Tuesday 4 August 2020

Report: Iran Engaged in a Massive Coronavirus Cover-Up

Iran’s embattled government, which has been working to quell protests that refuse to cease, has been underestimating its published reports about the coronavirus within the Islamic nation, according to a news report.
According to government data obtained by the BBC, 42,000 people in Iran died from COVID-19 through July 20. That’s almost three times the toll of 14,405 that had been reported by the nation’s health ministry.
Overall, official government numbers show 451,024 people infected, almost twice the publicly released figure 278,827.
The figures showed that in Mid-March, deaths spiked to five times the number reported to the public.

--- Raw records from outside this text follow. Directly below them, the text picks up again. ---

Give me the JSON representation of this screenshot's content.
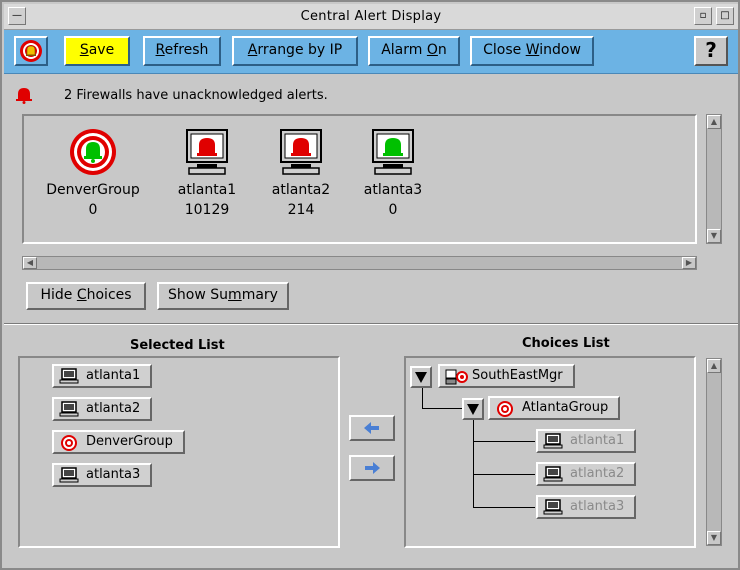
{
  "window": {
    "title": "Central Alert Display"
  },
  "toolbar": {
    "save_pre": "",
    "save_ul": "S",
    "save_post": "ave",
    "refresh_pre": "",
    "refresh_ul": "R",
    "refresh_post": "efresh",
    "arrange_pre": "",
    "arrange_ul": "A",
    "arrange_post": "rrange by IP",
    "alarm_pre": "Alarm ",
    "alarm_ul": "O",
    "alarm_post": "n",
    "close_pre": "Close ",
    "close_ul": "W",
    "close_post": "indow",
    "help_label": "?"
  },
  "status": {
    "message": "2 Firewalls have unacknowledged alerts.",
    "bell_color": "#e00000"
  },
  "nodes": [
    {
      "name": "DenverGroup",
      "count": "0",
      "type": "group",
      "alert": "#00c000"
    },
    {
      "name": "atlanta1",
      "count": "10129",
      "type": "host",
      "alert": "#e00000"
    },
    {
      "name": "atlanta2",
      "count": "214",
      "type": "host",
      "alert": "#e00000"
    },
    {
      "name": "atlanta3",
      "count": "0",
      "type": "host",
      "alert": "#00c000"
    }
  ],
  "buttons": {
    "hide_pre": "Hide ",
    "hide_ul": "C",
    "hide_post": "hoices",
    "summary_pre": "Show Su",
    "summary_ul": "m",
    "summary_post": "mary"
  },
  "selected_list": {
    "heading": "Selected List",
    "items": [
      "atlanta1",
      "atlanta2",
      "DenverGroup",
      "atlanta3"
    ]
  },
  "choices_list": {
    "heading": "Choices List",
    "root": "SouthEastMgr",
    "group": "AtlantaGroup",
    "hosts": [
      "atlanta1",
      "atlanta2",
      "atlanta3"
    ]
  },
  "colors": {
    "toolbar": "#6cb3e4",
    "save_highlight": "#ffff00",
    "alert_red": "#e00000",
    "ok_green": "#00c000",
    "move_arrow": "#4a7fd4"
  }
}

The BBC reported the data came from “an anonymous source” and includes “daily admissions to hospitals across Iran, including names, age, gender, symptoms, date and length of periods spent in hospital, and underlying conditions patients might have.”
The data shows that the first COVID-19 death in Iran took place on Jan. 22, almost a month before Iran officially announced the first COVID-19 death on Feb. 19. By the time it made that announcement, 52 people had died.
The health ministry has publicly said that Iran’s reports of cases and deaths are “transparent” and “far from any deviations,” the BBC reported.
On Tuesday, which would have been after the last date covered by the data leak to the BBC, Iran reported a record of 235 COVID-19 deaths, according to Agence France-Presse.
“The situation is worrying,” health ministry spokeswoman Sima Sadat Lari said, adding that “the number of daily hospitalizations in the country is approaching the peak of the disease.”
“Tehran, the most populous province, has turned red for the first time since the first peak of the virus,” she said.

The BBC reported that doctors who have “direct knowledge of the matter” said “security and intelligence bodies inside Iran” are keeping a lid on the real numbers.
Dr. Nouroldin Pirmoazzen, a former legislator who also served as a health ministry official, said the coronavirus hit at a time when Iran’s rulers were in the middle of elections and still coping with the mass protests of last fall.
The government was “anxious and fearful of the truth,” he said.
“The government was afraid that the poor and the unemployed would take to the streets.”